Undeterred, Ms. Kosgei recruited an HIV treatment specialist from a neighboring health facility who came once per week to start HIV-positive patients on daily antiretroviral therapy (ART) regimes so they could live longer and healthier lives. However, she found that many patients were unable to keep appointments with the specialist and were lost to follow-up. Because these patients did not initiate treatment early, they risked adverse health outcomes.

This all changed in 2014, when Ms. Kosgei received additional training in nurse-initiated and managed antiretroviral treatment through ICAP’s Global Nurse Capacity Building Program (GNCBP), which allowed her to provide basic HIV care, including managing ART regimes, for her patients.  The additional certification enabled her not only to diagnosis patients with HIV, but also to prescribe and manage their daily medications. This, in addition to added support staff at the facility, greatly expanded the care at the clinic and improved the health and well being of its 5,000-plus patients.

Ms. Kosgei also became a master trainer, which enabled her to use her enhanced HIV clinical skills to provide supportive supervision and assistance to other nurses, ensuring comprehensive HIV care and treatment at her facility and throughout the country.

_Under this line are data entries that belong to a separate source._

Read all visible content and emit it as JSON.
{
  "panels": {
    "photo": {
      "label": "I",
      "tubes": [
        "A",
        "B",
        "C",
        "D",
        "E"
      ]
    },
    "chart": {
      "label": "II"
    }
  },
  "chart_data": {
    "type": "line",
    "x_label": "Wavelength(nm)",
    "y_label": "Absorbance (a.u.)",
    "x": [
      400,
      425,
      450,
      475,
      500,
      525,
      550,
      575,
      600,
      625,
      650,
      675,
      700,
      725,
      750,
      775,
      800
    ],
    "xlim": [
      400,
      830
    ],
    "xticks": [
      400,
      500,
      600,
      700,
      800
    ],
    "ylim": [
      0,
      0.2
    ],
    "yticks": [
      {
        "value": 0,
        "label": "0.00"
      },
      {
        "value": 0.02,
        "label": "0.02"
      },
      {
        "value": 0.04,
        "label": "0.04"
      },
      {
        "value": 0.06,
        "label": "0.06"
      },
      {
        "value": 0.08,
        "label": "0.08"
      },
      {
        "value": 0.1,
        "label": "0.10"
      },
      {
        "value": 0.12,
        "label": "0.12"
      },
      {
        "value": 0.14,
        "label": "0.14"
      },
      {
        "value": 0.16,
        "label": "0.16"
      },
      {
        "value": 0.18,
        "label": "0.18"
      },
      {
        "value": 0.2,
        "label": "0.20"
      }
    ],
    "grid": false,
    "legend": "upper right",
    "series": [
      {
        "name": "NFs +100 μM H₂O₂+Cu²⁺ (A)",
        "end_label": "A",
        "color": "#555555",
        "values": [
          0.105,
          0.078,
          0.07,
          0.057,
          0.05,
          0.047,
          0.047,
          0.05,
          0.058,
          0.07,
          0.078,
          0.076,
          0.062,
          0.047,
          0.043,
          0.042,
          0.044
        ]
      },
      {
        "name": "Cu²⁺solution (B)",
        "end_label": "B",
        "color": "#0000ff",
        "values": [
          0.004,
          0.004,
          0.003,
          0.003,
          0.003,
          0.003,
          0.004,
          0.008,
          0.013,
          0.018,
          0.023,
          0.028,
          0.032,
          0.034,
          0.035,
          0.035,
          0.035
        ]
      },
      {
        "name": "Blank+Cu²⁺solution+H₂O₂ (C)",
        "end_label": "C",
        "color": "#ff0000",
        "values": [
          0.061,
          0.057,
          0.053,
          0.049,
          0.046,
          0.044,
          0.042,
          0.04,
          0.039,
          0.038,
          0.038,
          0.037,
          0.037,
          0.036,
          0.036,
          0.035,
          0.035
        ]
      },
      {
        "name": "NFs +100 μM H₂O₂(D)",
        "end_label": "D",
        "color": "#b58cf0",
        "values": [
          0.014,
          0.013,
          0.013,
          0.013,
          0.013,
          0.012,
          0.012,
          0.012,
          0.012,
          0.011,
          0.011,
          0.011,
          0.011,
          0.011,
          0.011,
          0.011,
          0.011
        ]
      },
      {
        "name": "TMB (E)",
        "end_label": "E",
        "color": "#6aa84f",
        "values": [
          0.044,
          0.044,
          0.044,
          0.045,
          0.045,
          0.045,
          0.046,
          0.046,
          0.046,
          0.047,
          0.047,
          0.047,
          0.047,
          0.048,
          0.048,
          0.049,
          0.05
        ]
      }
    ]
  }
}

“Through the ICAP training, I was able to support the community and was able to stop unnecessary deaths,” she said. “As a facility, we were able to reduce mortality from opportunistic infections. And, we were able to reduce transmission from mother to child. Of the eleven cases of children born to HIV-positive mothers, they were all born negative.”

When asked about the impact her work for people living with HIV has had on her life, Ms. Kosgei went on to say, “I still see [those children] today and they call out my name. It was a great achievement for me.”

Since completing the training, Ms. Kosgei’s leadership has expanded beyond the walls of the Asayi Health Dispensary. As the nurse-in-charge at Wagai Health Centre, she shares her experiences with nurses around the world. In addition to ongoing mentorship of nurses in Kenya, she has also presented best practices and recommendations at numerous African and international conferences including the 2016 World Aids Conference in South Africa.

Ms. Kosgei is proof-positive that, when empowered with critical training and professional development opportunities, nurses can greatly improve the health of the communities that they serve. This nurse can, and has, made her community a better place through her extraordinary commitment to care.

 

This article is part of ICAP’s 2020 Year of the Nurse campaign to advocate for nurses as leaders in the international health sector and encourage discussion on how the global health world can better leverage nurses’ unique connections to the communities they serve.

With nurses at the helm advocating for patient-centered approaches in health care and health policy, practical and affordable solutions for the world’s most pressing health challenges are reachable.